Although I’ve always loved stop motion animation, I had never, ever considered doing it before getting a tour of Tippett Studio by Phil Tippett himself.
I grew up on a diet of Rankin/Bass holiday animations, followed by college days of independent animation festivals, which then led to an adulthood following filmmakers like the Quay Brothers, Jan Svankmejer, Jiri Barta, Andrei Tarkovsky, and more. While I had many friends who worked at Industrial Light and Magic and did commercial motion graphics, and did a bit of that myself, stop motion seemed like a form I had never considered.
But my trip to Tippett Studio changed all that.
I had a business meeting there and Phil offered a quick tour of the studio. We and his producer Chris toured the main digital building, and there I was introduced to his art film project called Mad God. After a while it was just the three of us, touring the model shop and shooting stage, and two Mad God Part 3 sets were active, with scenes and puppets.
Then something clicked.
This was photography, which I had done for over a decade. This was editing post-production, which I had done for more than two decades. This was animation, which I’ve done in motion graphics for most of my career (but never character animation). This was miniature construction and scale set design, which I had done since college through a hobby in wargaming. This was painting and sculpting, and I was an art major. This was storytelling, pacing, and sequencing; my first professional job was learning to be a video editor. This was design and storyboarding; I was trained to be an illustrator.
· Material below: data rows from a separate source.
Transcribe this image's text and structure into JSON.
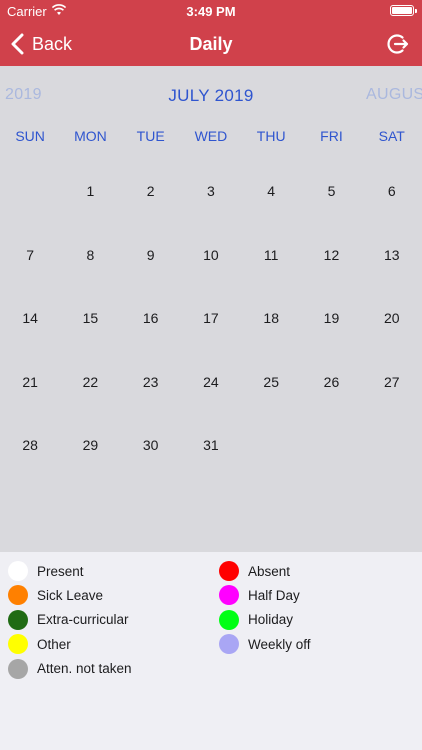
{
  "status_bar": {
    "carrier": "Carrier",
    "time": "3:49 PM",
    "battery_level": 1.0
  },
  "nav": {
    "back_label": "Back",
    "title": "Daily",
    "logout_icon": "logout-icon"
  },
  "calendar": {
    "prev_month": "2019",
    "current_month": "JULY 2019",
    "next_month": "AUGUST",
    "weekdays": [
      "SUN",
      "MON",
      "TUE",
      "WED",
      "THU",
      "FRI",
      "SAT"
    ],
    "days": [
      "",
      "1",
      "2",
      "3",
      "4",
      "5",
      "6",
      "7",
      "8",
      "9",
      "10",
      "11",
      "12",
      "13",
      "14",
      "15",
      "16",
      "17",
      "18",
      "19",
      "20",
      "21",
      "22",
      "23",
      "24",
      "25",
      "26",
      "27",
      "28",
      "29",
      "30",
      "31",
      "",
      "",
      ""
    ]
  },
  "legend": [
    {
      "label": "Present",
      "color": "#ffffff"
    },
    {
      "label": "Absent",
      "color": "#ff0000"
    },
    {
      "label": "Sick Leave",
      "color": "#ff8000"
    },
    {
      "label": "Half Day",
      "color": "#ff00ff"
    },
    {
      "label": "Extra-curricular",
      "color": "#206b14"
    },
    {
      "label": "Holiday",
      "color": "#00ff14"
    },
    {
      "label": "Other",
      "color": "#ffff00"
    },
    {
      "label": "Weekly off",
      "color": "#a9a6f4"
    },
    {
      "label": "Atten. not taken",
      "color": "#a6a6a6"
    }
  ]
}
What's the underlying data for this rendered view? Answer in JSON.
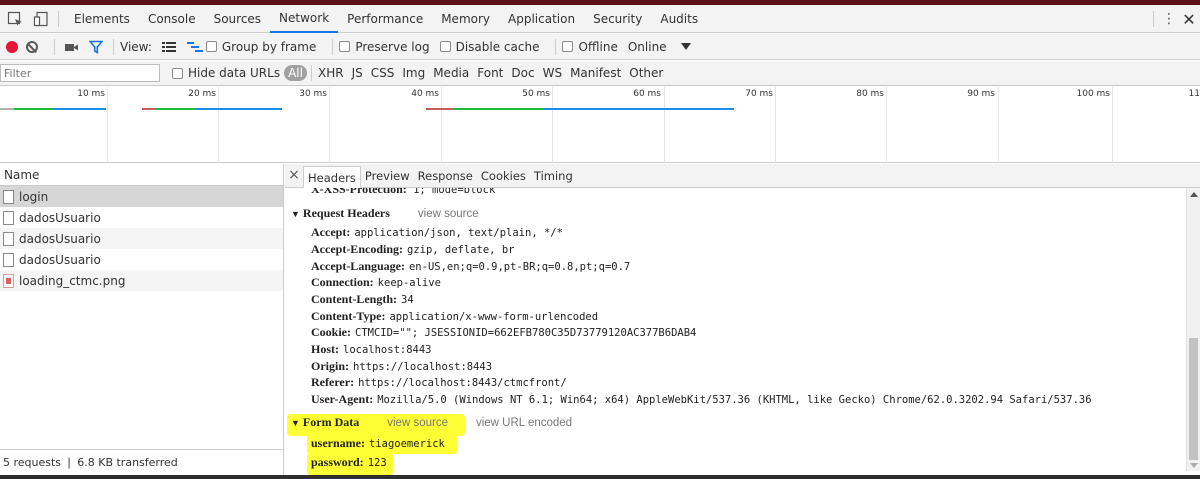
{
  "tabbar": {
    "tabs": [
      "Elements",
      "Console",
      "Sources",
      "Network",
      "Performance",
      "Memory",
      "Application",
      "Security",
      "Audits"
    ],
    "active_tab": "Network"
  },
  "toolbar": {
    "view_label": "View:",
    "group_by_frame": "Group by frame",
    "preserve_log": "Preserve log",
    "disable_cache": "Disable cache",
    "offline": "Offline",
    "throttle": "Online"
  },
  "filterbar": {
    "placeholder": "Filter",
    "hide_data_urls": "Hide data URLs",
    "types": [
      "All",
      "XHR",
      "JS",
      "CSS",
      "Img",
      "Media",
      "Font",
      "Doc",
      "WS",
      "Manifest",
      "Other"
    ]
  },
  "overview": {
    "ticks": [
      "10 ms",
      "20 ms",
      "30 ms",
      "40 ms",
      "50 ms",
      "60 ms",
      "70 ms",
      "80 ms",
      "90 ms",
      "100 ms",
      "11"
    ]
  },
  "requests": {
    "column_name": "Name",
    "items": [
      {
        "name": "login",
        "type": "doc"
      },
      {
        "name": "dadosUsuario",
        "type": "doc"
      },
      {
        "name": "dadosUsuario",
        "type": "doc"
      },
      {
        "name": "dadosUsuario",
        "type": "doc"
      },
      {
        "name": "loading_ctmc.png",
        "type": "img"
      }
    ],
    "summary": "5 requests ❘ 6.8 KB transferred"
  },
  "details": {
    "close": "×",
    "tabs": [
      "Headers",
      "Preview",
      "Response",
      "Cookies",
      "Timing"
    ],
    "active_tab": "Headers",
    "cut_header": {
      "name": "X-XSS-Protection:",
      "value": "1; mode=block"
    },
    "request_headers": {
      "title": "Request Headers",
      "view_source": "view source",
      "items": [
        {
          "name": "Accept:",
          "value": "application/json, text/plain, */*"
        },
        {
          "name": "Accept-Encoding:",
          "value": "gzip, deflate, br"
        },
        {
          "name": "Accept-Language:",
          "value": "en-US,en;q=0.9,pt-BR;q=0.8,pt;q=0.7"
        },
        {
          "name": "Connection:",
          "value": "keep-alive"
        },
        {
          "name": "Content-Length:",
          "value": "34"
        },
        {
          "name": "Content-Type:",
          "value": "application/x-www-form-urlencoded"
        },
        {
          "name": "Cookie:",
          "value": "CTMCID=\"\"; JSESSIONID=662EFB780C35D73779120AC377B6DAB4"
        },
        {
          "name": "Host:",
          "value": "localhost:8443"
        },
        {
          "name": "Origin:",
          "value": "https://localhost:8443"
        },
        {
          "name": "Referer:",
          "value": "https://localhost:8443/ctmcfront/"
        },
        {
          "name": "User-Agent:",
          "value": "Mozilla/5.0 (Windows NT 6.1; Win64; x64) AppleWebKit/537.36 (KHTML, like Gecko) Chrome/62.0.3202.94 Safari/537.36"
        }
      ]
    },
    "form_data": {
      "title": "Form Data",
      "view_source": "view source",
      "view_url_encoded": "view URL encoded",
      "items": [
        {
          "name": "username:",
          "value": "tiagoemerick"
        },
        {
          "name": "password:",
          "value": "123"
        }
      ]
    }
  },
  "colors": {
    "highlight": "#ffff35",
    "record": "#e8153a",
    "active_tab_underline": "#1a73e8"
  }
}
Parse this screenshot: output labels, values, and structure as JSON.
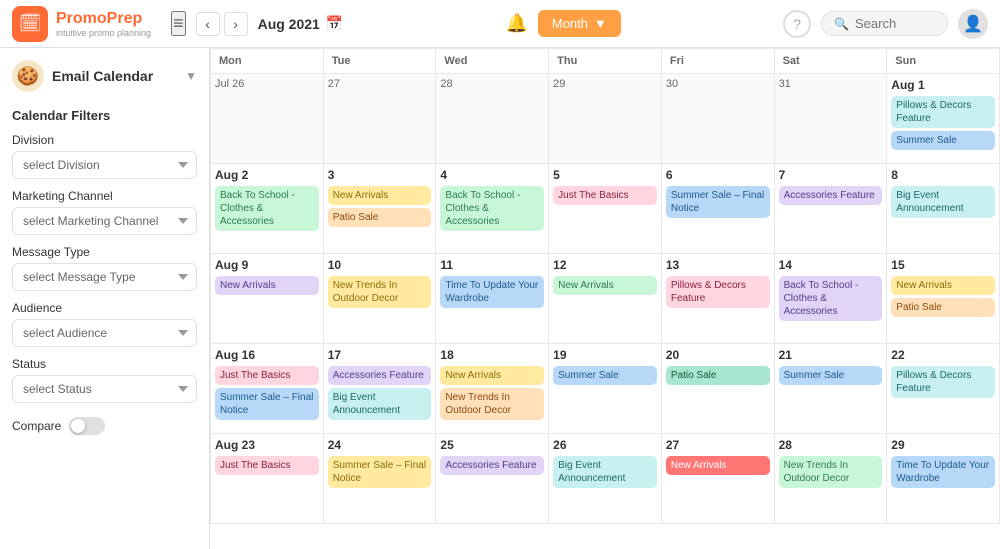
{
  "header": {
    "logo_title": "PromoPrep",
    "logo_sub": "intuitive promo planning",
    "current_month": "Aug 2021",
    "month_btn": "Month",
    "search_placeholder": "Search",
    "help_icon": "?",
    "bell_icon": "🔔"
  },
  "sidebar": {
    "email_calendar": "Email Calendar",
    "filter_heading": "Calendar Filters",
    "division_label": "Division",
    "division_placeholder": "select Division",
    "marketing_label": "Marketing Channel",
    "marketing_placeholder": "select Marketing Channel",
    "message_label": "Message Type",
    "message_placeholder": "select Message Type",
    "audience_label": "Audience",
    "audience_placeholder": "select Audience",
    "status_label": "Status",
    "status_placeholder": "select Status",
    "compare_label": "Compare"
  },
  "calendar": {
    "day_headers": [
      "Mon",
      "Tue",
      "Wed",
      "Thu",
      "Fri",
      "Sat",
      "Sun"
    ],
    "weeks": [
      {
        "days": [
          {
            "num": "Jul 26",
            "other": true,
            "events": []
          },
          {
            "num": "27",
            "other": true,
            "events": []
          },
          {
            "num": "28",
            "other": true,
            "events": []
          },
          {
            "num": "29",
            "other": true,
            "events": []
          },
          {
            "num": "30",
            "other": true,
            "events": []
          },
          {
            "num": "31",
            "other": true,
            "events": []
          },
          {
            "num": "Aug 1",
            "other": false,
            "events": [
              {
                "text": "Pillows & Decors Feature",
                "color": "teal"
              },
              {
                "text": "Summer Sale",
                "color": "blue"
              }
            ]
          }
        ]
      },
      {
        "days": [
          {
            "num": "Aug 2",
            "other": false,
            "events": [
              {
                "text": "Back To School - Clothes & Accessories",
                "color": "green"
              }
            ]
          },
          {
            "num": "3",
            "other": false,
            "events": [
              {
                "text": "New Arrivals",
                "color": "yellow"
              },
              {
                "text": "Patio Sale",
                "color": "orange"
              }
            ]
          },
          {
            "num": "4",
            "other": false,
            "events": [
              {
                "text": "Back To School - Clothes & Accessories",
                "color": "green"
              }
            ]
          },
          {
            "num": "5",
            "other": false,
            "events": [
              {
                "text": "Just The Basics",
                "color": "pink"
              }
            ]
          },
          {
            "num": "6",
            "other": false,
            "events": [
              {
                "text": "Summer Sale – Final Notice",
                "color": "blue"
              }
            ]
          },
          {
            "num": "7",
            "other": false,
            "events": [
              {
                "text": "Accessories Feature",
                "color": "purple"
              }
            ]
          },
          {
            "num": "8",
            "other": false,
            "events": [
              {
                "text": "Big Event Announcement",
                "color": "teal"
              }
            ]
          }
        ]
      },
      {
        "days": [
          {
            "num": "Aug 9",
            "other": false,
            "events": [
              {
                "text": "New Arrivals",
                "color": "purple"
              }
            ]
          },
          {
            "num": "10",
            "other": false,
            "events": [
              {
                "text": "New Trends In Outdoor Decor",
                "color": "yellow"
              }
            ]
          },
          {
            "num": "11",
            "other": false,
            "events": [
              {
                "text": "Time To Update Your Wardrobe",
                "color": "blue"
              }
            ]
          },
          {
            "num": "12",
            "other": false,
            "events": [
              {
                "text": "New Arrivals",
                "color": "green"
              }
            ]
          },
          {
            "num": "13",
            "other": false,
            "events": [
              {
                "text": "Pillows & Decors Feature",
                "color": "pink"
              }
            ]
          },
          {
            "num": "14",
            "other": false,
            "events": [
              {
                "text": "Back To School - Clothes & Accessories",
                "color": "purple"
              }
            ]
          },
          {
            "num": "15",
            "other": false,
            "events": [
              {
                "text": "New Arrivals",
                "color": "yellow"
              },
              {
                "text": "Patio Sale",
                "color": "orange"
              }
            ]
          }
        ]
      },
      {
        "days": [
          {
            "num": "Aug 16",
            "other": false,
            "events": [
              {
                "text": "Just The Basics",
                "color": "pink"
              },
              {
                "text": "Summer Sale – Final Notice",
                "color": "blue"
              }
            ]
          },
          {
            "num": "17",
            "other": false,
            "events": [
              {
                "text": "Accessories Feature",
                "color": "purple"
              },
              {
                "text": "Big Event Announcement",
                "color": "teal"
              }
            ]
          },
          {
            "num": "18",
            "other": false,
            "events": [
              {
                "text": "New Arrivals",
                "color": "yellow"
              },
              {
                "text": "New Trends In Outdoor Decor",
                "color": "orange"
              }
            ]
          },
          {
            "num": "19",
            "other": false,
            "events": [
              {
                "text": "Summer Sale",
                "color": "blue"
              }
            ]
          },
          {
            "num": "20",
            "other": false,
            "events": [
              {
                "text": "Patio Sale",
                "color": "mint"
              }
            ]
          },
          {
            "num": "21",
            "other": false,
            "events": [
              {
                "text": "Summer Sale",
                "color": "blue"
              }
            ]
          },
          {
            "num": "22",
            "other": false,
            "events": [
              {
                "text": "Pillows & Decors Feature",
                "color": "teal"
              }
            ]
          }
        ]
      },
      {
        "days": [
          {
            "num": "Aug 23",
            "other": false,
            "events": [
              {
                "text": "Just The Basics",
                "color": "pink"
              }
            ]
          },
          {
            "num": "24",
            "other": false,
            "events": [
              {
                "text": "Summer Sale – Final Notice",
                "color": "yellow"
              }
            ]
          },
          {
            "num": "25",
            "other": false,
            "events": [
              {
                "text": "Accessories Feature",
                "color": "purple"
              }
            ]
          },
          {
            "num": "26",
            "other": false,
            "events": [
              {
                "text": "Big Event Announcement",
                "color": "teal"
              }
            ]
          },
          {
            "num": "27",
            "other": false,
            "events": [
              {
                "text": "New Arrivals",
                "color": "red"
              }
            ]
          },
          {
            "num": "28",
            "other": false,
            "events": [
              {
                "text": "New Trends In Outdoor Decor",
                "color": "green"
              }
            ]
          },
          {
            "num": "29",
            "other": false,
            "events": [
              {
                "text": "Time To Update Your Wardrobe",
                "color": "blue"
              }
            ]
          }
        ]
      }
    ]
  }
}
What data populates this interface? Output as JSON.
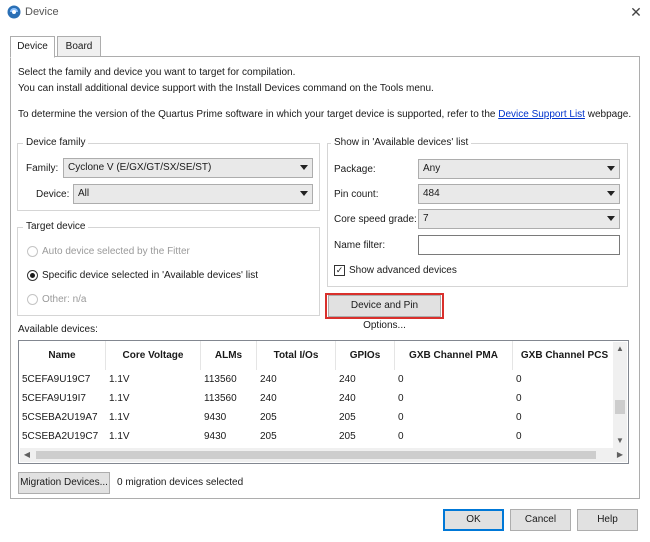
{
  "window": {
    "title": "Device",
    "close_glyph": "✕"
  },
  "tabs": [
    {
      "label": "Device"
    },
    {
      "label": "Board"
    }
  ],
  "intro": {
    "line1": "Select the family and device you want to target for compilation.",
    "line2": "You can install additional device support with the Install Devices command on the Tools menu.",
    "line3_prefix": "To determine the version of the Quartus Prime software in which your target device is supported, refer to the ",
    "line3_link": "Device Support List",
    "line3_suffix": " webpage."
  },
  "device_family": {
    "group_title": "Device family",
    "family_label": "Family:",
    "family_value": "Cyclone V (E/GX/GT/SX/SE/ST)",
    "device_label": "Device:",
    "device_value": "All"
  },
  "target_device": {
    "group_title": "Target device",
    "options": [
      {
        "label": "Auto device selected by the Fitter",
        "selected": false,
        "enabled": false
      },
      {
        "label": "Specific device selected in 'Available devices' list",
        "selected": true,
        "enabled": true
      },
      {
        "label": "Other:  n/a",
        "selected": false,
        "enabled": false
      }
    ]
  },
  "show_list": {
    "group_title": "Show in 'Available devices' list",
    "package_label": "Package:",
    "package_value": "Any",
    "pin_count_label": "Pin count:",
    "pin_count_value": "484",
    "speed_label": "Core speed grade:",
    "speed_value": "7",
    "name_filter_label": "Name filter:",
    "name_filter_value": "",
    "show_advanced_label": "Show advanced devices",
    "show_advanced_checked": true
  },
  "device_pin_button": "Device and Pin Options...",
  "available_devices": {
    "label": "Available devices:",
    "columns": [
      "Name",
      "Core Voltage",
      "ALMs",
      "Total I/Os",
      "GPIOs",
      "GXB Channel PMA",
      "GXB Channel PCS"
    ],
    "rows": [
      [
        "5CEFA9U19C7",
        "1.1V",
        "113560",
        "240",
        "240",
        "0",
        "0"
      ],
      [
        "5CEFA9U19I7",
        "1.1V",
        "113560",
        "240",
        "240",
        "0",
        "0"
      ],
      [
        "5CSEBA2U19A7",
        "1.1V",
        "9430",
        "205",
        "205",
        "0",
        "0"
      ],
      [
        "5CSEBA2U19C7",
        "1.1V",
        "9430",
        "205",
        "205",
        "0",
        "0"
      ]
    ]
  },
  "migration": {
    "button": "Migration Devices...",
    "status": "0 migration devices selected"
  },
  "footer": {
    "ok": "OK",
    "cancel": "Cancel",
    "help": "Help"
  },
  "icons": {
    "app": "quartus-app-icon",
    "close": "close-icon",
    "dropdown": "chevron-down-icon",
    "check": "checkmark-icon"
  },
  "colors": {
    "accent": "#0078d7",
    "highlight_box": "#d9302c",
    "link": "#0033cc"
  }
}
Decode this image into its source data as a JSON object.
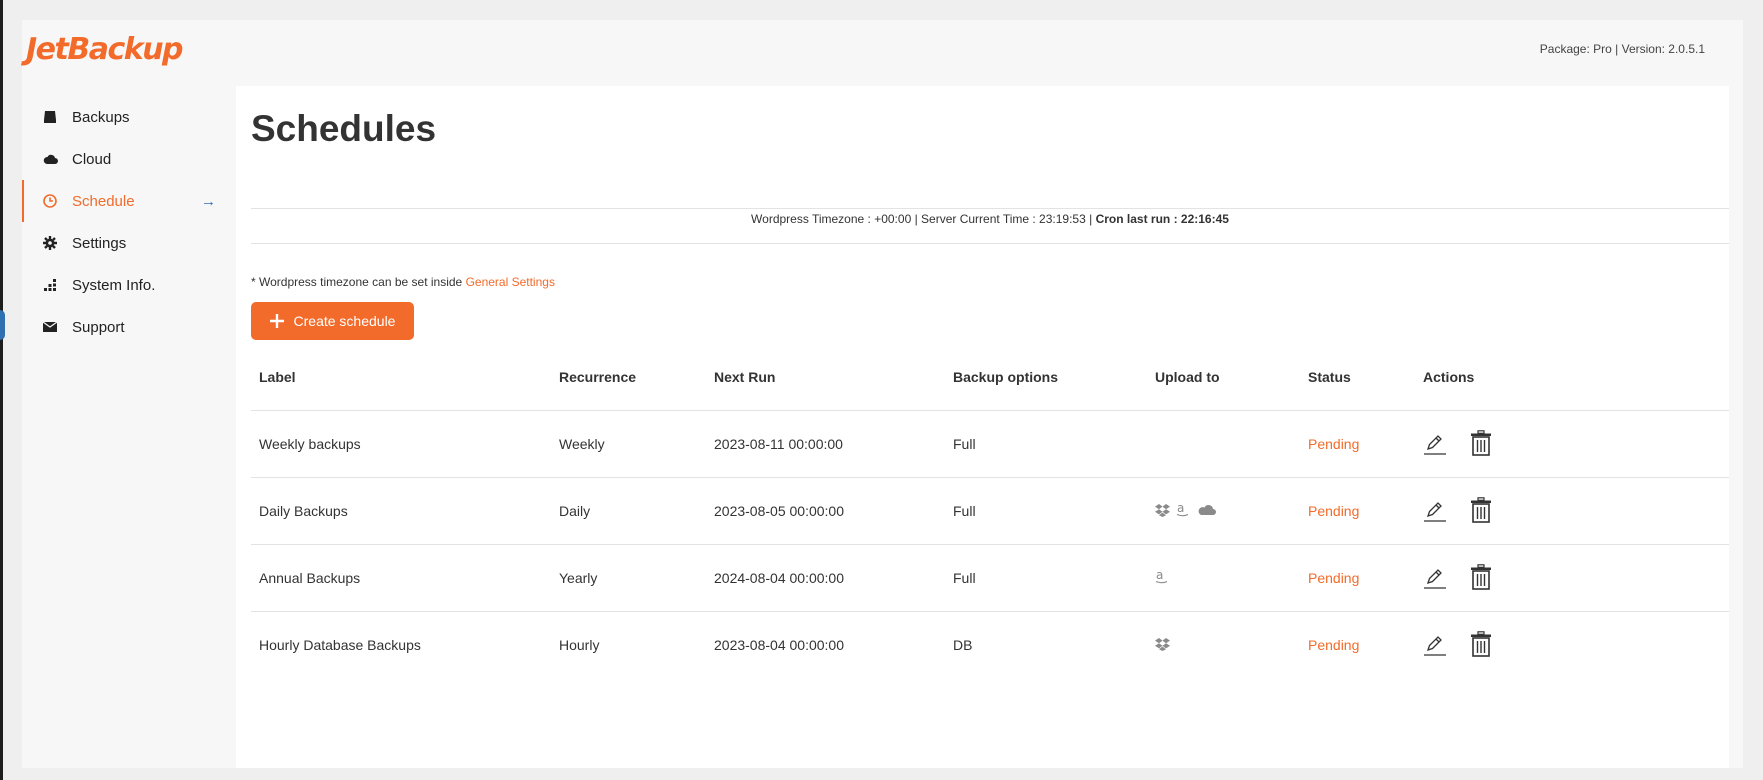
{
  "header": {
    "logo_text": "JetBackup",
    "package_info": "Package: Pro | Version: 2.0.5.1"
  },
  "sidebar": {
    "items": [
      {
        "label": "Backups",
        "icon": "drive-icon"
      },
      {
        "label": "Cloud",
        "icon": "cloud-icon"
      },
      {
        "label": "Schedule",
        "icon": "clock-icon",
        "active": true,
        "arrow": "→"
      },
      {
        "label": "Settings",
        "icon": "gear-icon"
      },
      {
        "label": "System Info.",
        "icon": "bar-chart-icon"
      },
      {
        "label": "Support",
        "icon": "envelope-icon"
      }
    ]
  },
  "main": {
    "title": "Schedules",
    "time_info": "Wordpress Timezone : +00:00 | Server Current Time : 23:19:53 |",
    "cron_info": "Cron last run : 22:16:45",
    "tz_note": "* Wordpress timezone can be set inside",
    "tz_link": "General Settings",
    "create_button": "Create schedule",
    "table": {
      "headers": [
        "Label",
        "Recurrence",
        "Next Run",
        "Backup options",
        "Upload to",
        "Status",
        "Actions"
      ],
      "rows": [
        {
          "label": "Weekly backups",
          "recurrence": "Weekly",
          "next_run": "2023-08-11 00:00:00",
          "options": "Full",
          "upload": [],
          "status": "Pending"
        },
        {
          "label": "Daily Backups",
          "recurrence": "Daily",
          "next_run": "2023-08-05 00:00:00",
          "options": "Full",
          "upload": [
            "dropbox-icon",
            "amazon-icon",
            "onedrive-icon"
          ],
          "status": "Pending"
        },
        {
          "label": "Annual Backups",
          "recurrence": "Yearly",
          "next_run": "2024-08-04 00:00:00",
          "options": "Full",
          "upload": [
            "amazon-icon"
          ],
          "status": "Pending"
        },
        {
          "label": "Hourly Database Backups",
          "recurrence": "Hourly",
          "next_run": "2023-08-04 00:00:00",
          "options": "DB",
          "upload": [
            "dropbox-icon"
          ],
          "status": "Pending"
        }
      ]
    }
  },
  "colors": {
    "accent": "#f26b2b",
    "arrow": "#2e6fb0"
  }
}
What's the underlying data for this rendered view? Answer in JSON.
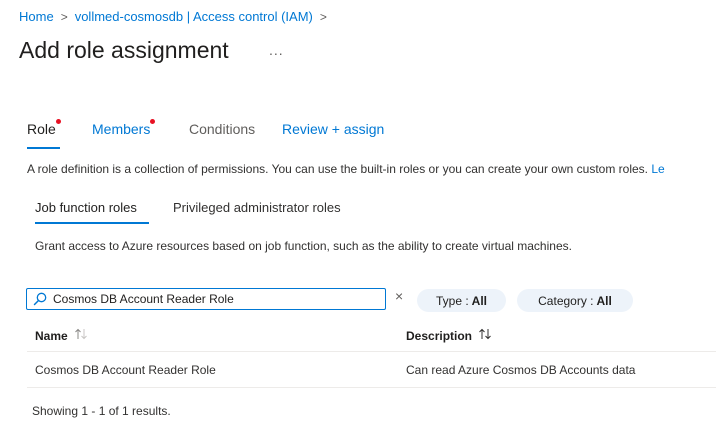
{
  "breadcrumb": {
    "items": [
      "Home",
      "vollmed-cosmosdb | Access control (IAM)"
    ],
    "separator": ">"
  },
  "page": {
    "title": "Add role assignment",
    "more_label": "..."
  },
  "tabs": {
    "role": "Role",
    "members": "Members",
    "conditions": "Conditions",
    "review": "Review + assign"
  },
  "description": {
    "text": "A role definition is a collection of permissions. You can use the built-in roles or you can create your own custom roles.",
    "link": "Le"
  },
  "subtabs": {
    "job_function": "Job function roles",
    "privileged": "Privileged administrator roles"
  },
  "grant_text": "Grant access to Azure resources based on job function, such as the ability to create virtual machines.",
  "search": {
    "value": "Cosmos DB Account Reader Role",
    "clear_label": "×"
  },
  "filters": {
    "type_label": "Type :",
    "type_value": "All",
    "category_label": "Category :",
    "category_value": "All"
  },
  "table": {
    "columns": [
      "Name",
      "Description"
    ],
    "rows": [
      {
        "name": "Cosmos DB Account Reader Role",
        "description": "Can read Azure Cosmos DB Accounts data"
      }
    ]
  },
  "footer": {
    "showing": "Showing 1 - 1 of 1 results."
  },
  "colors": {
    "accent": "#0078d4",
    "required_dot": "#e81123",
    "pill_bg": "#edf3fa"
  }
}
This needed music and sound design, which I’ve done and blogged about for most of my adult life. My varied career and interests made this style of filmmaking suddenly relevant on almost every level. It was as foreign to me as a new language, yet I was compelled to learn.
I was coming off a three-year period of working almost exclusively on music as my main creative output, having released four albums and played live a bunch, and I needed a break. I had just signed on to score a short documentary but the filmmaker was delayed, so I decided to strike while the iron was hot. I was to try my hand at stop-motion animation.
For my first film, I needed to narrow the field of possibilities to make sure I started and wasn’t lost in a sea of options and dead-ends. I was going to need to lean heavily on influences, and make design decisions that played to my strengths and addressed my weaknesses. The Quay Brothers and Svankmejer had been influences for over 20 years, so that was my stylistic reference point. I needed to rely on animating found objects more than anything else, as I had no experience producing human character animation, but I wanted some opportunity to try that on a limited scale. I had some themes in mind and wanted to make a short that was more allegorical than literal. I settled on a 1/12 scale because I could source props for those things I lacked the fabrication skills to make myself. Despite having a decent collection of film and lighting gear, I opted to avoid camera movement so things didn’t get too complicated. I also limited post production effects just to color grading and image correction.
So, Sterile Flower was born. And I immediately made a ton of mistakes.
1/12 scale is quite small and the objects/puppets were extremely lightweight, which caused frame-to-frame “chatter.” I had heads and limbs popping off of characters mid-shot. I really struggled with the disparity between the Canon 7D’s live view versus the actual shot exposures. I shot nearly chronologically, which means that the animation actually is rougher earlier in the film, but that also allowed me to ramp up into more complex scenes as I got more experience, and later shots required no real edit decisions in post. Plenty of shots were ruined by classic amateur mistakes like bumping the tripod or the table in the middle of a shot. I improvised all movement, even when an x-sheet would have increased consistency and reduced error. Even the original title of the film wound up being a contemporary tech start-up company…which, very much a blessing in disguise, led me right to a reference to Karel Capek’s play R.U.R., which was also appropriate for the story being told.
A lot went right, too. I watched the entire Chiodo Brothers educational video series on Stan Winston School of Character Arts site, which gave me a lot of ideas and guidance; well worth the (small) expense. I read a lot on the StopMotionAnimation.com forum, which is very low-traffic but it’s easy to find threads discussing common problems, which saved me from repeating a lot of those mistakes. I was happy with the textures and moods of the sets and character design. My decision to shoot with vintage Pentax lenses helped sculpt a certain “look,” even though the lens breathes when racking focus. I even managed to design a narrative that didn’t force me to create a standard character walk cycle when I wasn’t ready. A friend recommended that I use Dragonframe for video assist, camera control, and capture, which was a huge boon…as many find, it does slow down the shooting process, but that’s because through constant review you can prevent scrapping entire shots due to one small error, saving time in the long run. The resin cast skulls from Black Rider Industries were key design components that held up well under macro photography.
Construction of the first character and set started on 6 May 2017, and the finished edit was locked on 4 June 2017.